Amanda Anderson
Biography
Amanda Anderson is Director of the Cogut Institute for the Humanities and Andrew W. Mellon Professor of English and Humanities. Her research focuses on 19th- and 20th-century literature and culture, addressing broad questions of intellectual history, disciplinary formation, and the relations among literature, moral life, and politics.
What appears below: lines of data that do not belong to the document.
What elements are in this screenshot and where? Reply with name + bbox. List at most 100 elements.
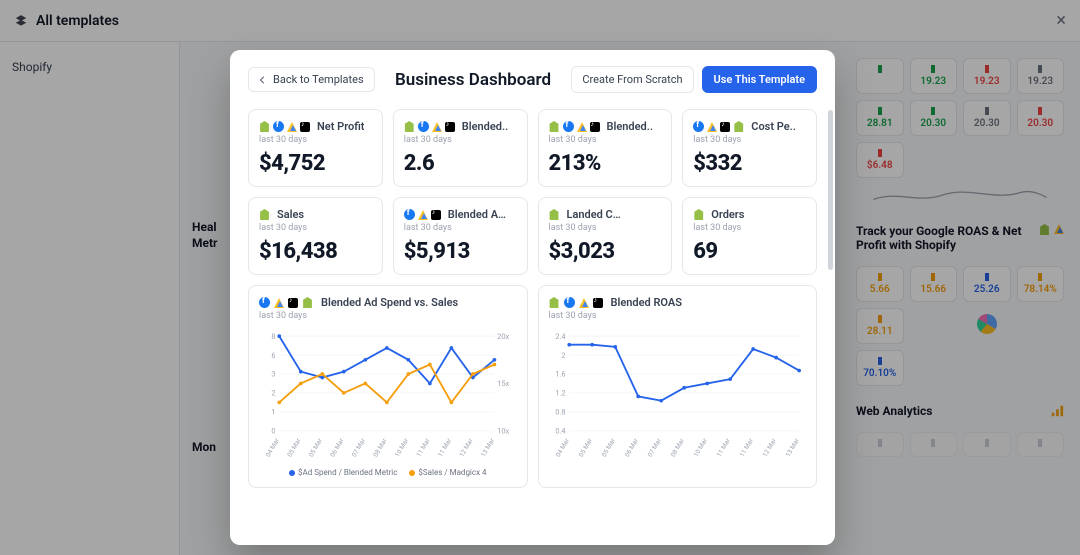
kpi-period: last 30 days: [259, 135, 372, 145]
svg-text:07 Mar: 07 Mar: [350, 436, 367, 458]
svg-text:0: 0: [271, 427, 275, 436]
chart-title: Blended ROAS: [611, 296, 682, 309]
kpi-label: Blended..: [462, 120, 508, 133]
shopify-icon: [549, 121, 560, 132]
chart-card-roas: Blended ROAS last 30 days 0.40.81.21.622…: [538, 285, 818, 488]
svg-text:11 Mar: 11 Mar: [415, 436, 432, 458]
svg-text:13 Mar: 13 Mar: [479, 436, 496, 458]
ga-icon: [418, 210, 428, 220]
kpi-value: 69: [693, 239, 806, 264]
svg-text:06 Mar: 06 Mar: [329, 436, 346, 458]
back-button[interactable]: Back to Templates: [248, 67, 375, 92]
fb-icon: [404, 209, 415, 220]
svg-text:0.4: 0.4: [555, 427, 565, 436]
kpi-card: Blended.. last 30 days 213%: [538, 109, 673, 187]
kpi-label: Blended Ad..: [448, 208, 508, 221]
svg-text:2: 2: [561, 351, 565, 360]
svg-text:12 Mar: 12 Mar: [760, 436, 777, 458]
shopify-icon: [302, 297, 313, 308]
svg-text:05 Mar: 05 Mar: [599, 436, 616, 458]
svg-text:6: 6: [271, 351, 275, 360]
svg-text:20x: 20x: [497, 332, 509, 341]
kpi-label: Orders: [711, 208, 744, 221]
svg-text:05 Mar: 05 Mar: [286, 436, 303, 458]
template-preview-modal: Back to Templates Business Dashboard Cre…: [230, 50, 835, 545]
kpi-value: $3,023: [549, 239, 662, 264]
kpi-value: 213%: [549, 151, 662, 176]
svg-text:04 Mar: 04 Mar: [264, 436, 281, 458]
chart-svg-adspend: 01236810x15x20x04 Mar05 Mar05 Mar06 Mar0…: [259, 327, 517, 462]
svg-text:10 Mar: 10 Mar: [691, 436, 708, 458]
kpi-label: Net Profit: [317, 120, 364, 133]
modal-scrollbar[interactable]: [828, 110, 833, 270]
kpi-label: Cost Pe..: [751, 120, 796, 133]
svg-text:08 Mar: 08 Mar: [668, 436, 685, 458]
kpi-period: last 30 days: [259, 223, 372, 233]
modal-header: Back to Templates Business Dashboard Cre…: [248, 66, 817, 93]
chart-svg-roas: 0.40.81.21.622.404 Mar05 Mar05 Mar06 Mar…: [549, 327, 807, 462]
shopify-icon: [693, 209, 704, 220]
kpi-label: Blended..: [607, 120, 653, 133]
kpi-period: last 30 days: [693, 223, 806, 233]
chevron-left-icon: [259, 76, 267, 84]
use-this-template-button[interactable]: Use This Template: [702, 66, 817, 93]
ga-icon: [707, 122, 717, 132]
svg-text:05 Mar: 05 Mar: [576, 436, 593, 458]
kpi-value: 2.6: [404, 151, 517, 176]
kpi-card: Blended Ad..last 30 days$5,913: [393, 197, 528, 275]
kpi-period: last 30 days: [693, 135, 806, 145]
tiktok-icon: [593, 298, 603, 308]
kpi-card: Saleslast 30 days$16,438: [248, 197, 383, 275]
tt-icon: [300, 122, 310, 132]
svg-text:1.2: 1.2: [555, 389, 565, 398]
svg-text:1: 1: [271, 408, 275, 417]
svg-text:1.6: 1.6: [555, 370, 565, 379]
svg-text:04 Mar: 04 Mar: [553, 436, 570, 458]
ga-icon: [287, 122, 297, 132]
svg-text:13 Mar: 13 Mar: [783, 436, 800, 458]
tt-icon: [431, 210, 441, 220]
facebook-icon: [259, 297, 270, 308]
kpi-card: Blended.. last 30 days 2.6: [393, 109, 528, 187]
shopify-icon: [549, 297, 560, 308]
tt-icon: [445, 122, 455, 132]
svg-text:12 Mar: 12 Mar: [458, 436, 475, 458]
shopify-icon: [259, 209, 270, 220]
svg-text:10 Mar: 10 Mar: [393, 436, 410, 458]
kpi-value: $5,913: [404, 239, 517, 264]
facebook-icon: [564, 297, 575, 308]
svg-text:15x: 15x: [497, 379, 509, 388]
chart-period: last 30 days: [259, 311, 517, 321]
shopify-icon: [549, 209, 560, 220]
chart-legend: $Ad Spend / Blended Metric $Sales / Madg…: [259, 468, 517, 477]
kpi-grid: Net Profit last 30 days $4,752 Blended.. las…: [248, 109, 817, 275]
svg-text:11 Mar: 11 Mar: [436, 436, 453, 458]
tt-icon: [720, 122, 730, 132]
ga-icon: [432, 122, 442, 132]
kpi-period: last 30 days: [404, 135, 517, 145]
chart-period: last 30 days: [549, 311, 807, 321]
kpi-card: Net Profit last 30 days $4,752: [248, 109, 383, 187]
fb-icon: [693, 121, 704, 132]
kpi-value: $332: [693, 151, 806, 176]
shopify-icon: [259, 121, 270, 132]
chart-card-adspend-sales: Blended Ad Spend vs. Sales last 30 days …: [248, 285, 528, 488]
fb-icon: [418, 121, 429, 132]
kpi-label: Landed Costs: [567, 208, 627, 221]
svg-text:07 Mar: 07 Mar: [645, 436, 662, 458]
tt-icon: [590, 122, 600, 132]
shopify-icon: [404, 121, 415, 132]
svg-text:08 Mar: 08 Mar: [372, 436, 389, 458]
chart-title: Blended Ad Spend vs. Sales: [321, 296, 458, 309]
google-ads-icon: [274, 298, 284, 308]
kpi-value: $4,752: [259, 151, 372, 176]
kpi-value: $16,438: [259, 239, 372, 264]
svg-text:3: 3: [271, 370, 275, 379]
kpi-period: last 30 days: [549, 223, 662, 233]
svg-text:11 Mar: 11 Mar: [714, 436, 731, 458]
create-from-scratch-button[interactable]: Create From Scratch: [571, 66, 693, 93]
kpi-period: last 30 days: [549, 135, 662, 145]
svg-text:06 Mar: 06 Mar: [622, 436, 639, 458]
kpi-card: Cost Pe.. last 30 days $332: [682, 109, 817, 187]
svg-text:05 Mar: 05 Mar: [307, 436, 324, 458]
She is the host of the podcast Meeting Street: Conversations in the Humanities and her books include Character: Three Inquiries in Literary Studies (University of Chicago Press, TRIOS series, 2019; with Rita Felski and Toril Moi), Psyche and Ethos: Moral Life after Psychology (Oxford University Press, 2018), Bleak Liberalism (University of Chicago Press, 2016), The Way We Argue Now: A Study in the Cultures of Theory (Princeton University Press, 2006), The Powers of Distance: Cosmopolitanism and the Cultivation of Detachment (Princeton University Press, 2001), and Tainted Souls and Painted Faces: The Rhetoric of Fallenness in Victorian Culture (Cornell University Press, 1993). She is co-editor of George Eliot: A Companion (Wiley-Blackwell, 2013) and Disciplinarity at the Fin de Siècle (Princeton University Press, 2002).